Krong Kampot, Cambodia
Sustainability has been top of mind since Ganesha — a small retreat with only nine private units, two private rooms and a dorm for budget travelers — first opened in 2012. Per its website, the guesthouse aims to provide guests with “an organically uplifting environment” and does so with a sustainable kitchen, recycled and upcycled materials, a rain water collector and a tropical garden. “At Ganesha, the food for the on-site restaurant is grown on the property in a sustainable manner; you can sleep in yurt[s] [and] huts outside with nature and the guesthouse focuses on creating a peaceful, mindful vibe,” said Lauren Pears, a freelance travel writer and blogger. “It’s located about four kilometers [about 2.5 miles] outside of town, where you’ll be surrounded by rich mangrove and tropical gardens. As someone who desperately needed a digital detox and to immerse myself in nature for a few days, Ganesha was the perfect stay.

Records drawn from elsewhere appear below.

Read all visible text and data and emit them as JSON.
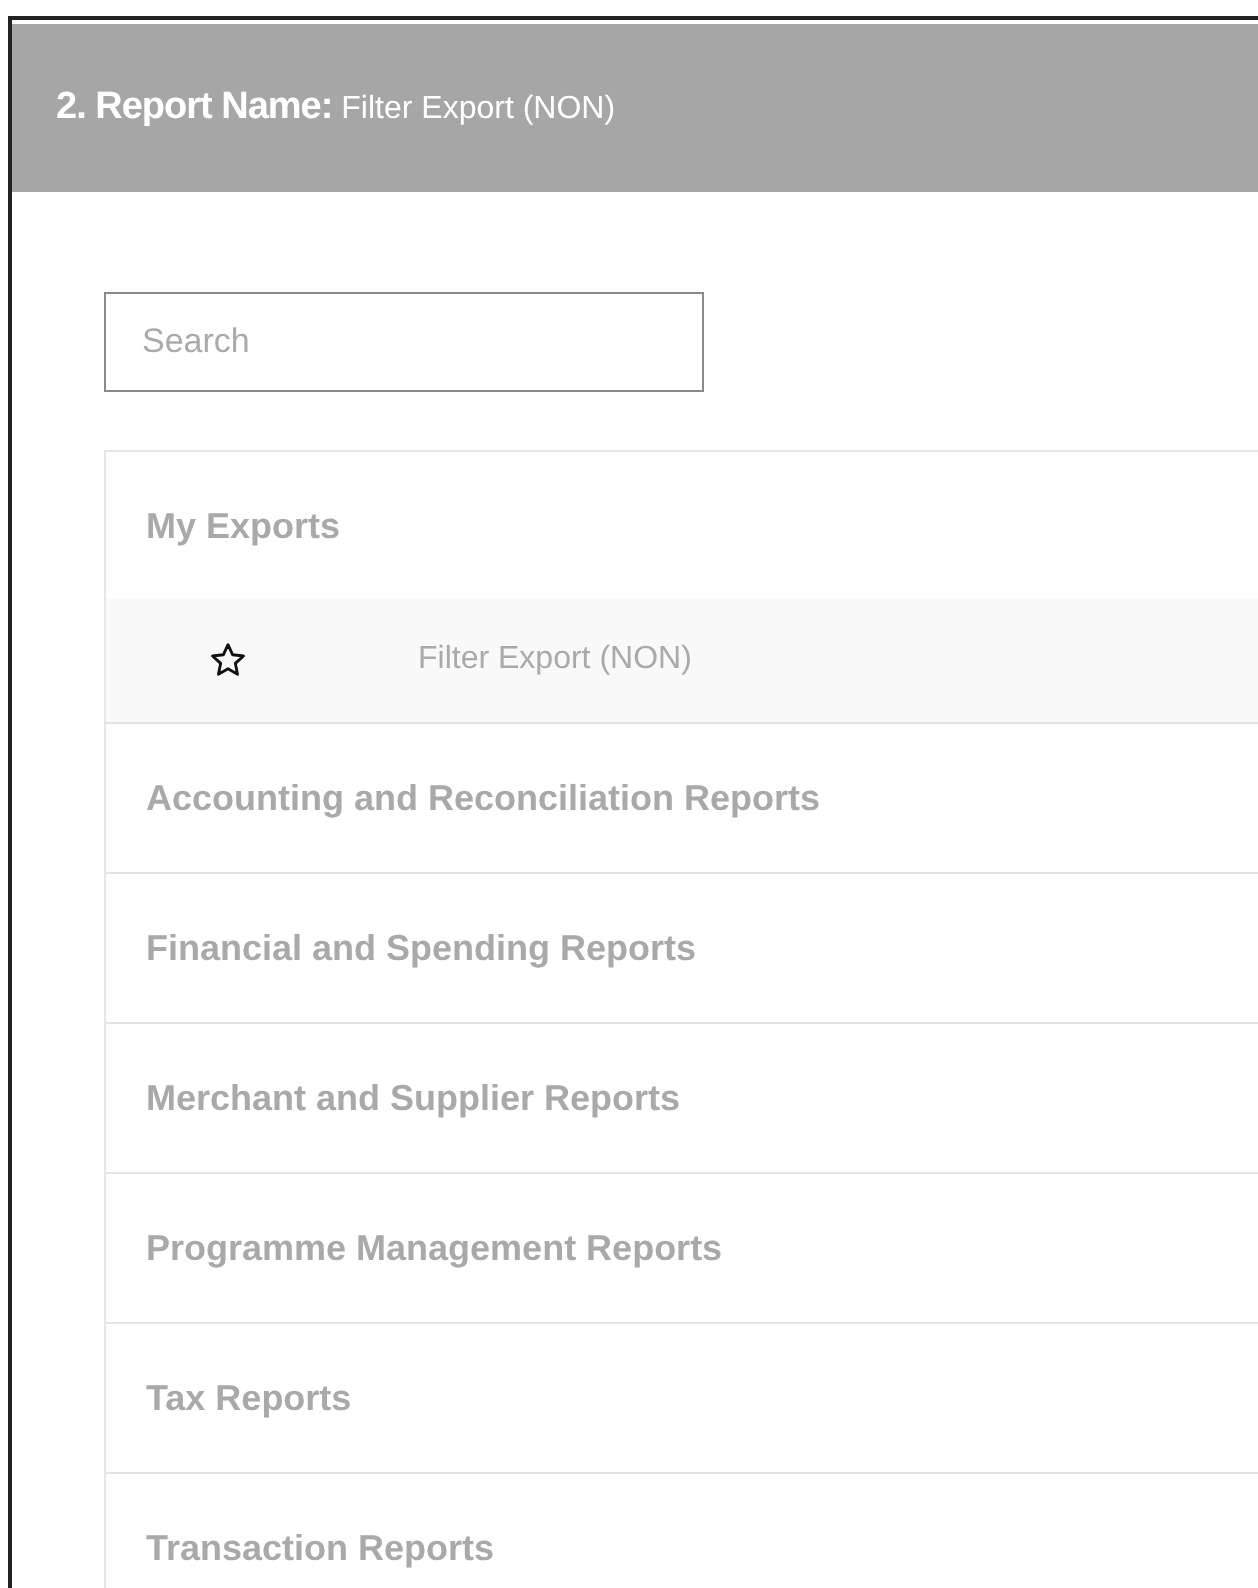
{
  "header": {
    "number": "2.",
    "label": "Report Name:",
    "value": "Filter Export (NON)"
  },
  "search": {
    "placeholder": "Search"
  },
  "sections": [
    {
      "title": "My Exports",
      "items": [
        {
          "label": "Filter Export (NON)",
          "starred": false
        }
      ]
    },
    {
      "title": "Accounting and Reconciliation Reports"
    },
    {
      "title": "Financial and Spending Reports"
    },
    {
      "title": "Merchant and Supplier Reports"
    },
    {
      "title": "Programme Management Reports"
    },
    {
      "title": "Tax Reports"
    },
    {
      "title": "Transaction Reports"
    }
  ]
}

I left feeling very rested and more in-tune myself.”
Timbers is a luxury boutique resort within Kauai’s 450-acre Hokuala resort community; and its location along the Pacific Ocean and among the lush landscape of the “Garden Island” pairs perfectly with its focus on wellness and sustainability. Through its organic community farm, The Farm at Hokuala, guests can take part in agri-education classes to learn about sustainable farming practices, pick fresh produce (the surplus of which is donated to local schools) and enjoy the farm’s fresh ingredients during meals at Hualani’s Restaurant or a private, in-residence cooking class and dinner. “Everything we do at The Farm at Hokuala is organic and encourages sustainable living through the stewardship of the ’aina (‘land’),” said farmer Cody Meyer. “Our kuleana (‘personal sense of responsibility’) is to preserve the traditional foods of the native Hawaiians, protect the indigenous flora and fauna of Kauai and teach [people] how to live a healthy lifestyle through agri-education. The fruits of our labor are enjoyed by the community beyond just the resort, sharing a surplus of Hokuala’s bounty with local schools. The farm is the heart of our community at Hokuala, and together, through the growing and sharing of food, we give thanks for all that we have on this lush and magical island.”